In 1911, the city of York belatedly recognised Etty. A statue of Etty by G. W. Milburn was unveiled on 1 February outside the York Art Gallery in Exhibition Square, and a retrospective of 164 Etty paintings was held at the gallery despite opposition from some of Etty's descendants who refused to lend works for it. William Wallace Hargrove, proprietor of the York Herald, gave a speech recalling his memories of knowing Etty. Outside York, Etty generally remained little-known, with the majority of those galleries holding his works, other than the Lady Lever Art Gallery, the Russell-Cotes Museum and Anglesey Abbey, tending to keep them in storage. (Note: Lord Leverhulme, Sir Merton Russell-Cotes and Lord Fairhaven, founders of the Lady Lever Art Gallery, the Russell-Cotes Museum and the art collection of Anglesey Abbey respectively, were great admirers of Etty.

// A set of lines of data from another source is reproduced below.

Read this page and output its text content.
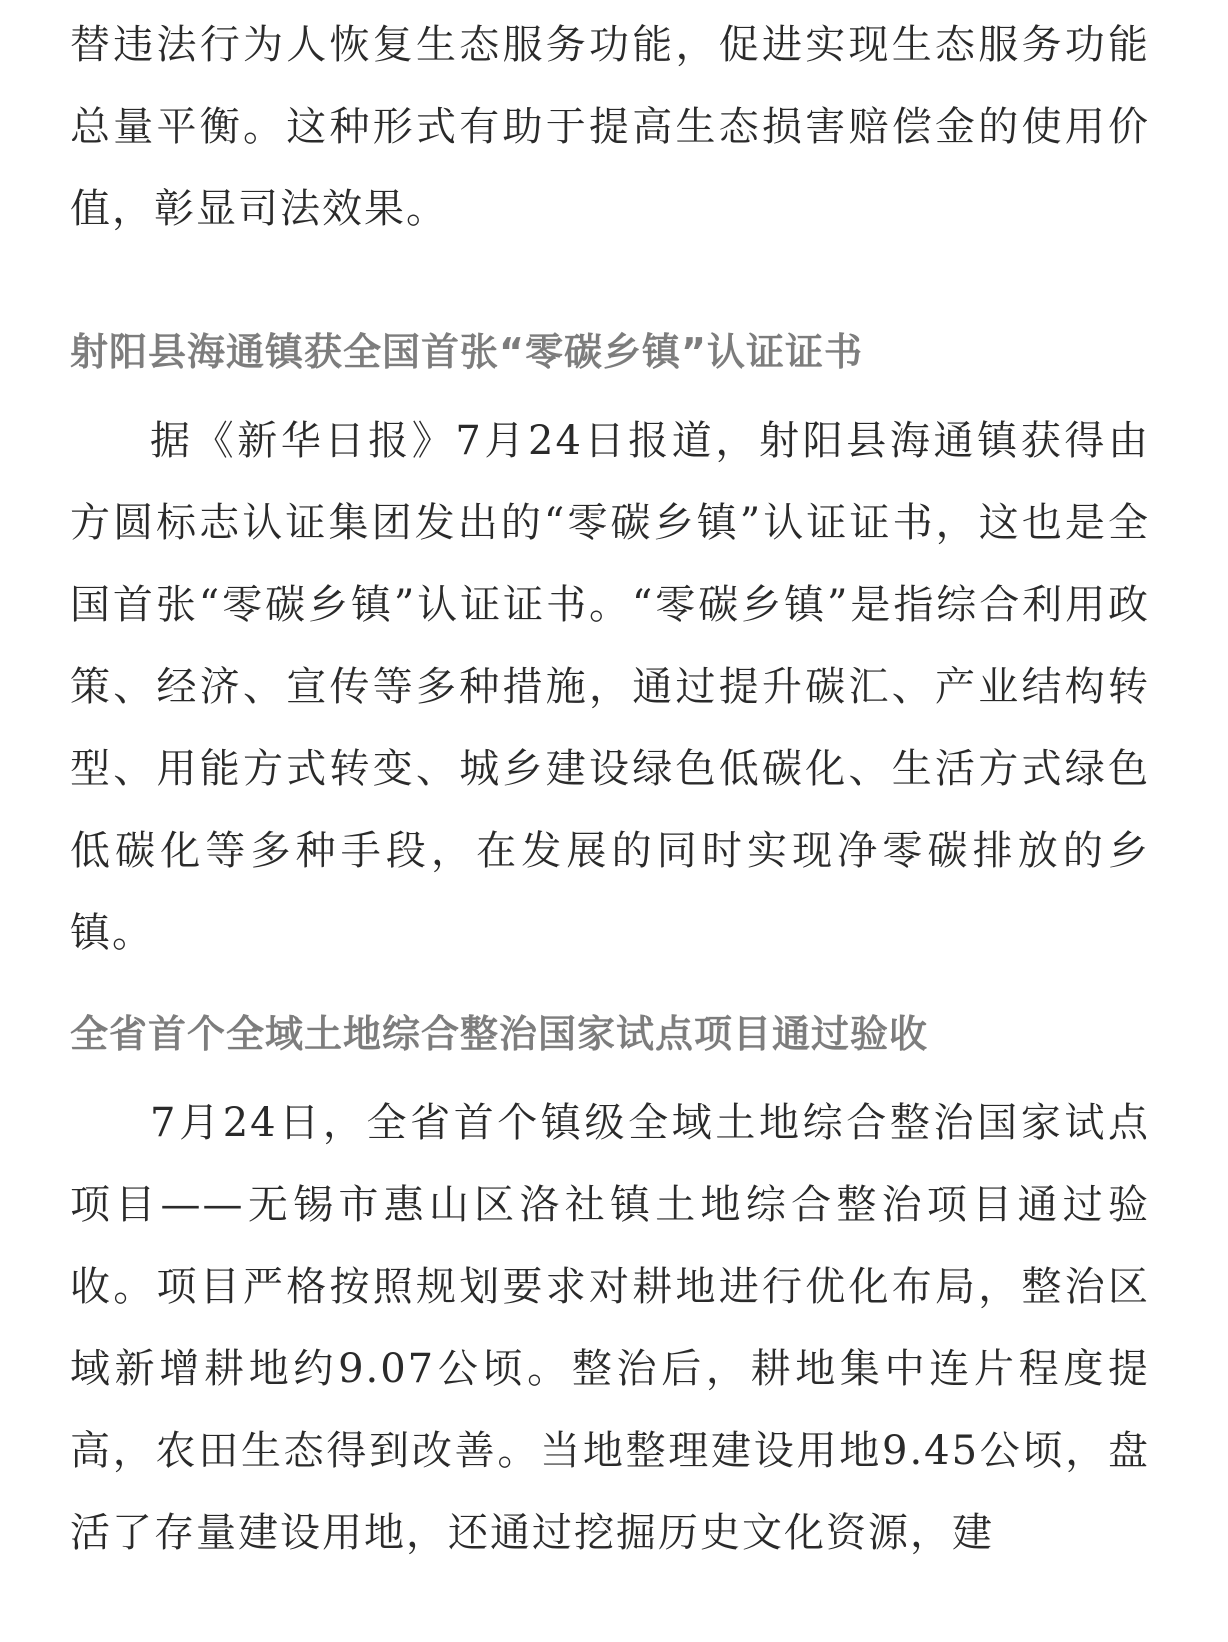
替违法行为人恢复生态服务功能，促进实现生态服务功能总量平衡。这种形式有助于提高生态损害赔偿金的使用价值，彰显司法效果。

射阳县海通镇获全国首张“零碳乡镇”认证证书

据《新华日报》7月24日报道，射阳县海通镇获得由方圆标志认证集团发出的“零碳乡镇”认证证书，这也是全国首张“零碳乡镇”认证证书。“零碳乡镇”是指综合利用政策、经济、宣传等多种措施，通过提升碳汇、产业结构转型、用能方式转变、城乡建设绿色低碳化、生活方式绿色低碳化等多种手段，在发展的同时实现净零碳排放的乡镇。

全省首个全域土地综合整治国家试点项目通过验收

7月24日，全省首个镇级全域土地综合整治国家试点项目——无锡市惠山区洛社镇土地综合整治项目通过验收。项目严格按照规划要求对耕地进行优化布局，整治区域新增耕地约9.07公顷。整治后，耕地集中连片程度提高，农田生态得到改善。当地整理建设用地9.45公顷，盘活了存量建设用地，还通过挖掘历史文化资源，建
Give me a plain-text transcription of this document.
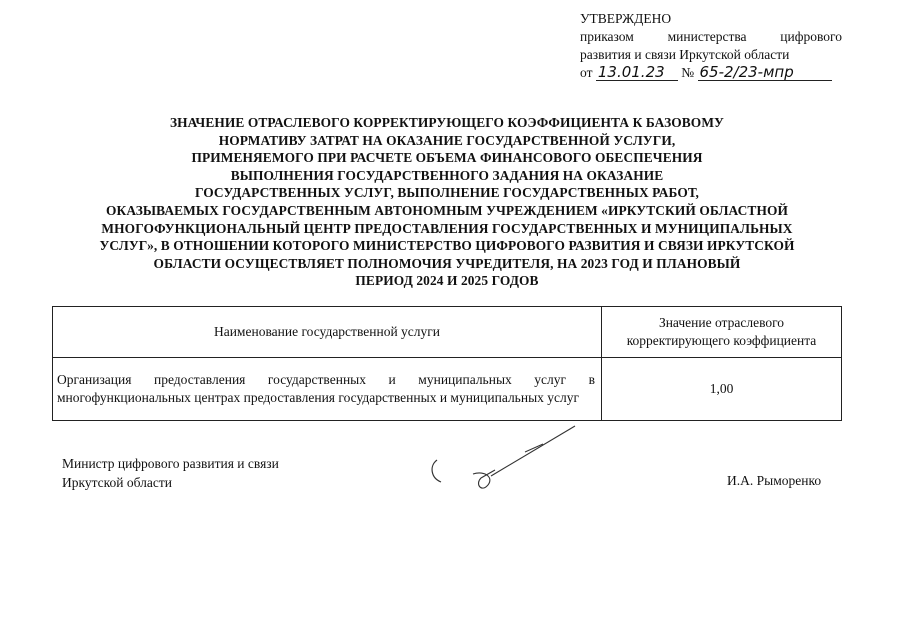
УТВЕРЖДЕНО
приказом министерства цифрового
развития и связи Иркутской области
от 13.01.23 № 65-2/23-мпр
ЗНАЧЕНИЕ ОТРАСЛЕВОГО КОРРЕКТИРУЮЩЕГО КОЭФФИЦИЕНТА К БАЗОВОМУ
НОРМАТИВУ ЗАТРАТ НА ОКАЗАНИЕ ГОСУДАРСТВЕННОЙ УСЛУГИ,
ПРИМЕНЯЕМОГО ПРИ РАСЧЕТЕ ОБЪЕМА ФИНАНСОВОГО ОБЕСПЕЧЕНИЯ
ВЫПОЛНЕНИЯ ГОСУДАРСТВЕННОГО ЗАДАНИЯ НА ОКАЗАНИЕ
ГОСУДАРСТВЕННЫХ УСЛУГ, ВЫПОЛНЕНИЕ ГОСУДАРСТВЕННЫХ РАБОТ,
ОКАЗЫВАЕМЫХ ГОСУДАРСТВЕННЫМ АВТОНОМНЫМ УЧРЕЖДЕНИЕМ «ИРКУТСКИЙ ОБЛАСТНОЙ
МНОГОФУНКЦИОНАЛЬНЫЙ ЦЕНТР ПРЕДОСТАВЛЕНИЯ ГОСУДАРСТВЕННЫХ И МУНИЦИПАЛЬНЫХ
УСЛУГ», В ОТНОШЕНИИ КОТОРОГО МИНИСТЕРСТВО ЦИФРОВОГО РАЗВИТИЯ И СВЯЗИ ИРКУТСКОЙ
ОБЛАСТИ ОСУЩЕСТВЛЯЕТ ПОЛНОМОЧИЯ УЧРЕДИТЕЛЯ, НА 2023 ГОД И ПЛАНОВЫЙ
ПЕРИОД 2024 И 2025 ГОДОВ
Наименование государственной услуги	Значение отраслевого корректирующего коэффициента
Организация предоставления государственных и муниципальных услуг в многофункциональных центрах предоставления государственных и муниципальных услуг	1,00
Министр цифрового развития и связи
Иркутской области	И.А. Рыморенко
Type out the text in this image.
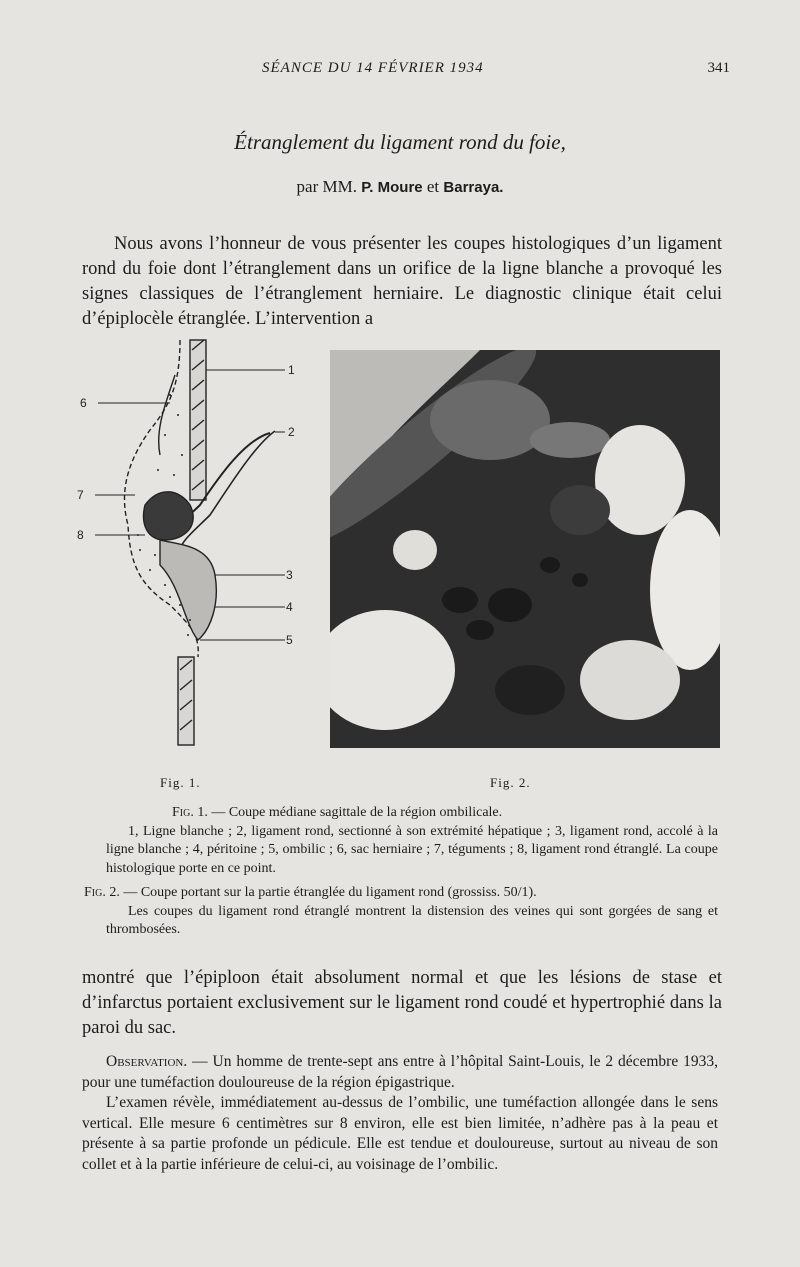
SÉANCE DU 14 FÉVRIER 1934	341
Étranglement du ligament rond du foie,
par MM. P. Moure et Barraya.

Nous avons l’honneur de vous présenter les coupes histologiques d’un ligament rond du foie dont l’étranglement dans un orifice de la ligne blanche a provoqué les signes classiques de l’étranglement herniaire. Le diagnostic clinique était celui d’épiplocèle étranglée. L’intervention a

1
2
3
4
5
6
7
8
Fig. 1.	Fig. 2.
Fig. 1. — Coupe médiane sagittale de la région ombilicale.
1, Ligne blanche ; 2, ligament rond, sectionné à son extrémité hépatique ; 3, ligament rond, accolé à la ligne blanche ; 4, péritoine ; 5, ombilic ; 6, sac herniaire ; 7, téguments ; 8, ligament rond étranglé. La coupe histologique porte en ce point.
Fig. 2. — Coupe portant sur la partie étranglée du ligament rond (grossiss. 50/1).
Les coupes du ligament rond étranglé montrent la distension des veines qui sont gorgées de sang et thrombosées.

montré que l’épiploon était absolument normal et que les lésions de stase et d’infarctus portaient exclusivement sur le ligament rond coudé et hypertrophié dans la paroi du sac.

Observation. — Un homme de trente-sept ans entre à l’hôpital Saint-Louis, le 2 décembre 1933, pour une tuméfaction douloureuse de la région épigastrique.

L’examen révèle, immédiatement au-dessus de l’ombilic, une tuméfaction allongée dans le sens vertical. Elle mesure 6 centimètres sur 8 environ, elle est bien limitée, n’adhère pas à la peau et présente à sa partie profonde un pédicule. Elle est tendue et douloureuse, surtout au niveau de son collet et à la partie inférieure de celui-ci, au voisinage de l’ombilic.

Their collections were acquired long after Etty had fallen out of fashion, and they were consequently able to buy several significant Etty paintings at very low prices.) Minor Etty exhibitions in London in 1936 and 1938 had little impact, and likewise an exhibition of 30 Etty paintings in 1948 to mark the reopening of the York Art Gallery and another York exhibition of 108 paintings the following year to mark the centenary of his death. In 2001–02, five Etty paintings were included in Tate Britain's landmark Exposed: The Victorian Nude exhibition, which did much to raise Etty's profile, (Note: The five paintings exhibited were Youth and Pleasure, Britomart Redeems Faire Amoret, Musidora, The Wrestlers and Candaules.) and established Etty as "the first British artist to paint the nude with both seriousness and consistency". The restoration of The Sirens and Ulysses, completed in 2010, led to increased interest in Etty, and in 2011–12 a major exhibition of Etty's works was held at the York Art Gallery. The York Art Gallery continues to hold the largest collection of Etty's works.